A phase shift refers to moving the graph of a function left or right. In the expression for horizontal shifts within a trigonometric function, \[ y = -\cos \left(x+\frac{\pi}{4}\right) \]The term inside the cosine function, "\(x + \frac{\pi}{4}\)", highlights a shift in the opposite direction of the sign. Since it is a "\(+\)" sign, it causes a leftward shift. Moving left by \(\frac{\pi}{4}\) means that features like peaks, troughs, and zero-crossings occur earlier on the graph.

There is also a reflection over the x-axis which flips the graph upside down. This is indicated by the negative sign in front of the cosine function. Together:

• Reflect the graph over the x-axis.
• Shift the entire graph to the left by \(\frac{\pi}{4}\).

Reflection over the x-axis results in flipping the graph. For trigonometric functions, a negative sign in front of the function causes any positive value to become negative and vice versa.
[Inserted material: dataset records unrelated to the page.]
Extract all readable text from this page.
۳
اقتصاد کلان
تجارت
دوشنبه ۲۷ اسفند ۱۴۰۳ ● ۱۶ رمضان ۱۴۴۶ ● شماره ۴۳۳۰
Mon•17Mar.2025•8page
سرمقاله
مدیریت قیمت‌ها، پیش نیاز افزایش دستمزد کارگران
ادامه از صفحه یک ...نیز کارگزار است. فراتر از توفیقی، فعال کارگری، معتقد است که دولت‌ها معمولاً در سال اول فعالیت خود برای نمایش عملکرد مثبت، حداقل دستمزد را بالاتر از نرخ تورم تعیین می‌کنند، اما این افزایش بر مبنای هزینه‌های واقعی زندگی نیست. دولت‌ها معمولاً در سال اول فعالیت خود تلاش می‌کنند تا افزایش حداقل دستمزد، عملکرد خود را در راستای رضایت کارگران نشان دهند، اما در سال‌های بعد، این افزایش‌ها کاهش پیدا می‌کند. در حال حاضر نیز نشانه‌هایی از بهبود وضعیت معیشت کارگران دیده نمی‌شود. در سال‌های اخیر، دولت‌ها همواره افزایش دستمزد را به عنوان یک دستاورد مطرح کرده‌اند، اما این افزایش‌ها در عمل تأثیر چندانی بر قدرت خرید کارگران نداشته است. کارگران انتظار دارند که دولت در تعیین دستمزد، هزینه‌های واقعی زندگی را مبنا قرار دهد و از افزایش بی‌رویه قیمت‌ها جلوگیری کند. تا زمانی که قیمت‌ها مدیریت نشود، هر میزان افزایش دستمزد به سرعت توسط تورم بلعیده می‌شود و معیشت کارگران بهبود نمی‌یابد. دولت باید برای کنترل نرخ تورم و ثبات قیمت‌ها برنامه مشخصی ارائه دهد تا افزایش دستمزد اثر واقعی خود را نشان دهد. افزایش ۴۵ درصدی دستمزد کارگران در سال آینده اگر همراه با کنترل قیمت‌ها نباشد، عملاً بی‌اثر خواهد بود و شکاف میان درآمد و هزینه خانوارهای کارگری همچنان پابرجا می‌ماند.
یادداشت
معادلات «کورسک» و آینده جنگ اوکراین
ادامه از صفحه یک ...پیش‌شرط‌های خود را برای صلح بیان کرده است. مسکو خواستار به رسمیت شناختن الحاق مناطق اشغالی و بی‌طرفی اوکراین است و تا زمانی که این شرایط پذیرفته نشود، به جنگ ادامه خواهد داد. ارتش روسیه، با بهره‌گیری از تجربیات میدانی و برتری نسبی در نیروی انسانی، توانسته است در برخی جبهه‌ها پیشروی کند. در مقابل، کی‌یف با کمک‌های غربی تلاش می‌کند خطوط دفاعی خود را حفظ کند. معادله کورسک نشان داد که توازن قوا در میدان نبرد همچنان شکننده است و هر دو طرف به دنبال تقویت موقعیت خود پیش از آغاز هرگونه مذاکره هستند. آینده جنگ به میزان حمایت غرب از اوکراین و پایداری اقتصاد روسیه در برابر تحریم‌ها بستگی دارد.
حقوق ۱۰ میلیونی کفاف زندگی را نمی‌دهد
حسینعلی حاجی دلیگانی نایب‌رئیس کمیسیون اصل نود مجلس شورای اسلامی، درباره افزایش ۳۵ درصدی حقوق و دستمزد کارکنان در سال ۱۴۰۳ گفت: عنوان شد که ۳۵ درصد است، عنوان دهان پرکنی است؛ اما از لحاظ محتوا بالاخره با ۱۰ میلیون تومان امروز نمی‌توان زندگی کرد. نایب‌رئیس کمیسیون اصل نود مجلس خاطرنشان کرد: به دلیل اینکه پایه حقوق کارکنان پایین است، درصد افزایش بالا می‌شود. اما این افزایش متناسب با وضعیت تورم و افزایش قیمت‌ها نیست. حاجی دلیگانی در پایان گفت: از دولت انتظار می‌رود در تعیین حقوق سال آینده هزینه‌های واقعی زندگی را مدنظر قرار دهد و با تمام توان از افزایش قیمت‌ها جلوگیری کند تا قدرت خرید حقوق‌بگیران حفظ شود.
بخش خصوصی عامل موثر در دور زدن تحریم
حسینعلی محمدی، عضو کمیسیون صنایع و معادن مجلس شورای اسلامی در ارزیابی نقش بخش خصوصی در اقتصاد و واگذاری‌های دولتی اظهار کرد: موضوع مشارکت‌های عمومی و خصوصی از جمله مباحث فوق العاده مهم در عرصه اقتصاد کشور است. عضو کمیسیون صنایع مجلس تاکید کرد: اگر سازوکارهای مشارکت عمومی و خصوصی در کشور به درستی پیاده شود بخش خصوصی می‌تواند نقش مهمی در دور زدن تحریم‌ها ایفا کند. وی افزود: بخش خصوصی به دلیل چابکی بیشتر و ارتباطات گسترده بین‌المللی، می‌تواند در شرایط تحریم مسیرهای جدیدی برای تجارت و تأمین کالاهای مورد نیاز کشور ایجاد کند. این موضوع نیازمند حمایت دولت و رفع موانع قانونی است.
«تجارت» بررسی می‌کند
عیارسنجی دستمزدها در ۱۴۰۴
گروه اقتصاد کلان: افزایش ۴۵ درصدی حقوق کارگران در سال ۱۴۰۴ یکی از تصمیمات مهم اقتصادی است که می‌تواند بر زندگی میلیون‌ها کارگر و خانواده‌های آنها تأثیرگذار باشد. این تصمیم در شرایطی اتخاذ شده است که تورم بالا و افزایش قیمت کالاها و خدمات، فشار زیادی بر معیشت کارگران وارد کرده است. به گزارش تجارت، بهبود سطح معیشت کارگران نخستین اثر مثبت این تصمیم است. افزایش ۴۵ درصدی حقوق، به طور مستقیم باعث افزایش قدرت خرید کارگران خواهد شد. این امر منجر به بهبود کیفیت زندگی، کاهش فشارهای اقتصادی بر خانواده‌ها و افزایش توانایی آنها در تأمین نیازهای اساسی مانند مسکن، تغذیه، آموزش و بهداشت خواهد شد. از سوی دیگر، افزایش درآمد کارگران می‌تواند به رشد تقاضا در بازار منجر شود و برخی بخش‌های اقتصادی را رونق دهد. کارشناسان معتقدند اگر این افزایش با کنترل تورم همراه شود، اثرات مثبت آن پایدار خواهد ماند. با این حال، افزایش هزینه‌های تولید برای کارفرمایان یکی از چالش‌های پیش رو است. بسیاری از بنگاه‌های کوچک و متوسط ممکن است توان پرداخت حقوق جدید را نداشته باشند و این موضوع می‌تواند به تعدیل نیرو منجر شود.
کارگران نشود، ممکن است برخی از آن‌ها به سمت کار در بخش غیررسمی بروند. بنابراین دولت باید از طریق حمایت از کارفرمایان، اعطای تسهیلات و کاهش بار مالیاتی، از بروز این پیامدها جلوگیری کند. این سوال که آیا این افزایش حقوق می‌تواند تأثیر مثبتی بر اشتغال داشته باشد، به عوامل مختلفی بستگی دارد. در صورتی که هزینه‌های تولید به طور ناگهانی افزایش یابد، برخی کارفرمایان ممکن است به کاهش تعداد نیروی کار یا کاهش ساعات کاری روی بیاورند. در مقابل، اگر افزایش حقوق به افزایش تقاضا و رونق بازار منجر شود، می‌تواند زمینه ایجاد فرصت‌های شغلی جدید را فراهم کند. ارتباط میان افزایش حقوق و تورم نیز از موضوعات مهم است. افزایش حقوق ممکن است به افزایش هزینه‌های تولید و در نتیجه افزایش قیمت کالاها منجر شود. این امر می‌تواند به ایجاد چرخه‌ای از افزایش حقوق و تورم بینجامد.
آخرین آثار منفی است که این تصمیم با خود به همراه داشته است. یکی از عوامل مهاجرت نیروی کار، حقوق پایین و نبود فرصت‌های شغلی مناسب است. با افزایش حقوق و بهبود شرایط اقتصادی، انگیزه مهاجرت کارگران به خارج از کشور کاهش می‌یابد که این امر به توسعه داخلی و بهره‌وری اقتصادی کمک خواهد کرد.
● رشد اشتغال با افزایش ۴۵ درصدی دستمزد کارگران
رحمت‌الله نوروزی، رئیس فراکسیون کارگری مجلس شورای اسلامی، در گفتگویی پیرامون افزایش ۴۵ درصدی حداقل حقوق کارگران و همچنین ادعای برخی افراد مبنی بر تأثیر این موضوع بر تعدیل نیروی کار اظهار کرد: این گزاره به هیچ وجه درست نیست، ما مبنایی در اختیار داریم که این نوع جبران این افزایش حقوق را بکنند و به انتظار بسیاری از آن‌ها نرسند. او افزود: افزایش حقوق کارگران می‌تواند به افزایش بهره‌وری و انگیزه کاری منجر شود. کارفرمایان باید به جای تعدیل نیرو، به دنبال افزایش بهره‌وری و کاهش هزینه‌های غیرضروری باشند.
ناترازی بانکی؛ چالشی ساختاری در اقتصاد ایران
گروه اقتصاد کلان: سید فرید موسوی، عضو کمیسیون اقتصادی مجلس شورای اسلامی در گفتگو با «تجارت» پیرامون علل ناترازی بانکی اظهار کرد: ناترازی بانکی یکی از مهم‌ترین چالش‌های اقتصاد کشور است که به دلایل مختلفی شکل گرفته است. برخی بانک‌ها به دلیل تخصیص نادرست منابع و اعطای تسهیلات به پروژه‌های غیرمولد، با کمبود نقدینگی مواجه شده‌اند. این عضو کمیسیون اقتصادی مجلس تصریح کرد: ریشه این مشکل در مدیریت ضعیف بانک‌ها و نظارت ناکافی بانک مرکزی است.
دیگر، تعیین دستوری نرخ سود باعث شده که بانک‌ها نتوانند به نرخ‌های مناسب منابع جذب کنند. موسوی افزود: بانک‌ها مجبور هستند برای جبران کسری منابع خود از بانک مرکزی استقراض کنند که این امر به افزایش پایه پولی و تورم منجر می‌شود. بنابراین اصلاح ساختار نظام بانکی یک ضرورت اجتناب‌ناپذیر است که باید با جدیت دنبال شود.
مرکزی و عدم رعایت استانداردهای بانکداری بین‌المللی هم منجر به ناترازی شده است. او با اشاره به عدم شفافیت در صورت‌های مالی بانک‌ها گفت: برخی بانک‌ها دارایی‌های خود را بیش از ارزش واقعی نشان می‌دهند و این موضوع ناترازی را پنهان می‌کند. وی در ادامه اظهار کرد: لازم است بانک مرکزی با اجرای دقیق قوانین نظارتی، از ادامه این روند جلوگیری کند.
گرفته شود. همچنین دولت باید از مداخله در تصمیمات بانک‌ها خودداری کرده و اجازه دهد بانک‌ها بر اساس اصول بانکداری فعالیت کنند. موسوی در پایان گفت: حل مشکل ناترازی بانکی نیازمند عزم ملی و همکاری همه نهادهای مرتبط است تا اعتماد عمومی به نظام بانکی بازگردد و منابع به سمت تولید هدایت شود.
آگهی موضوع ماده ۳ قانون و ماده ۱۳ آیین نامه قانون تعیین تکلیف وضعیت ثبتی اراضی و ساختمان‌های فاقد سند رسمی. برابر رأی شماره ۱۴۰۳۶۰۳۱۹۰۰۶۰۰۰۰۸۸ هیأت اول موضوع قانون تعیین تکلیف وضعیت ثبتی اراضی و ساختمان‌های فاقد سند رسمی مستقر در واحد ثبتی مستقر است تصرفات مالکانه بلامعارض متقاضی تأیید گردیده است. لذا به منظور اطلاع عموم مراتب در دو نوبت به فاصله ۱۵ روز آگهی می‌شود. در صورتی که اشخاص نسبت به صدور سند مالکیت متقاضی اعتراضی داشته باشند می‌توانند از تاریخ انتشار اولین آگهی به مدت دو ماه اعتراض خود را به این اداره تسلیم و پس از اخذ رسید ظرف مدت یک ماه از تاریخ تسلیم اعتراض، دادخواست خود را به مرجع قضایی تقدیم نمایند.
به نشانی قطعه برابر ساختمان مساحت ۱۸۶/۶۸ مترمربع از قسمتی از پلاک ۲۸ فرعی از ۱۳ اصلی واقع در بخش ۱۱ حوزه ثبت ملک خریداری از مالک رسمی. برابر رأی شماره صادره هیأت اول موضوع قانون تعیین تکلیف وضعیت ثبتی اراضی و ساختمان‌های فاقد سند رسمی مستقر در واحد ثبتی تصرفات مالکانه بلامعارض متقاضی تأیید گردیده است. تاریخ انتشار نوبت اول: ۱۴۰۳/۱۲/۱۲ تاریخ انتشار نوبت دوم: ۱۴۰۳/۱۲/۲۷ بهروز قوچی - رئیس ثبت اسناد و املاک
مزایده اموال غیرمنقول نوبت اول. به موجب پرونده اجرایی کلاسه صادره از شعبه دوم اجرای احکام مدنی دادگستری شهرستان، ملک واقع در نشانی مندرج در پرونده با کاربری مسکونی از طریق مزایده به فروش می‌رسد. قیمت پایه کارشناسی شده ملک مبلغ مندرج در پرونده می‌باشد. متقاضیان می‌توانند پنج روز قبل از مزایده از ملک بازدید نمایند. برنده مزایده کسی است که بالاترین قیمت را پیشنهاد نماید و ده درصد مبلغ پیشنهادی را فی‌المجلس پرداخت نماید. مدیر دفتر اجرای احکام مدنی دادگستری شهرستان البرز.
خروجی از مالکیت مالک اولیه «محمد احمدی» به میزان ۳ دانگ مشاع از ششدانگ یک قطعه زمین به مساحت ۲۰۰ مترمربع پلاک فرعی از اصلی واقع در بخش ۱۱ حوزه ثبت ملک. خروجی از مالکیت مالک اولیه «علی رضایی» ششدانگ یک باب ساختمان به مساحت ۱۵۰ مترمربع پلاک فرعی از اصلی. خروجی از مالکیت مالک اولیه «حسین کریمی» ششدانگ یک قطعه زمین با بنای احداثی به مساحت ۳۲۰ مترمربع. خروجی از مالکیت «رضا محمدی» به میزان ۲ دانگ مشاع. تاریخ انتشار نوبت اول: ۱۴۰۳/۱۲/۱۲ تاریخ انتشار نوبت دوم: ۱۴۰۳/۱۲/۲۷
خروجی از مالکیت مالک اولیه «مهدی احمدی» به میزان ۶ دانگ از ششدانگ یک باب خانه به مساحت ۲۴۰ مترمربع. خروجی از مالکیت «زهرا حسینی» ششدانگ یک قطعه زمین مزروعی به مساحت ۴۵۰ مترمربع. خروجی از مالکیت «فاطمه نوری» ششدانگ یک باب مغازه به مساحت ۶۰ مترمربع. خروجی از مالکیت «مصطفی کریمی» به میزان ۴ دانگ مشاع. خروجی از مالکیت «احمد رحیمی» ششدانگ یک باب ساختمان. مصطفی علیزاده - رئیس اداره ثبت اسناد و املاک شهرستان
Consider the transformation:\[ y = -\cos \left(\frac{\pi}{2}-x\right) \]Initially, you can use the complementary angle identity, \( \cos(\frac{\pi}{2}-x) = \sin(x) \), to rewrite it as:\[ y = -\sin x \]Here, the negative sign indicates a reflection of \( \sin x \) over the x-axis. This flips all the points on the graph as if you’re looking at it in a mirror held along the x-axis. What was above the x-axis is now below, and what was below is now above.

Key points about reflection:

• Negative sign means the function is upside down.
• It affects both cosine and sine functions the same way.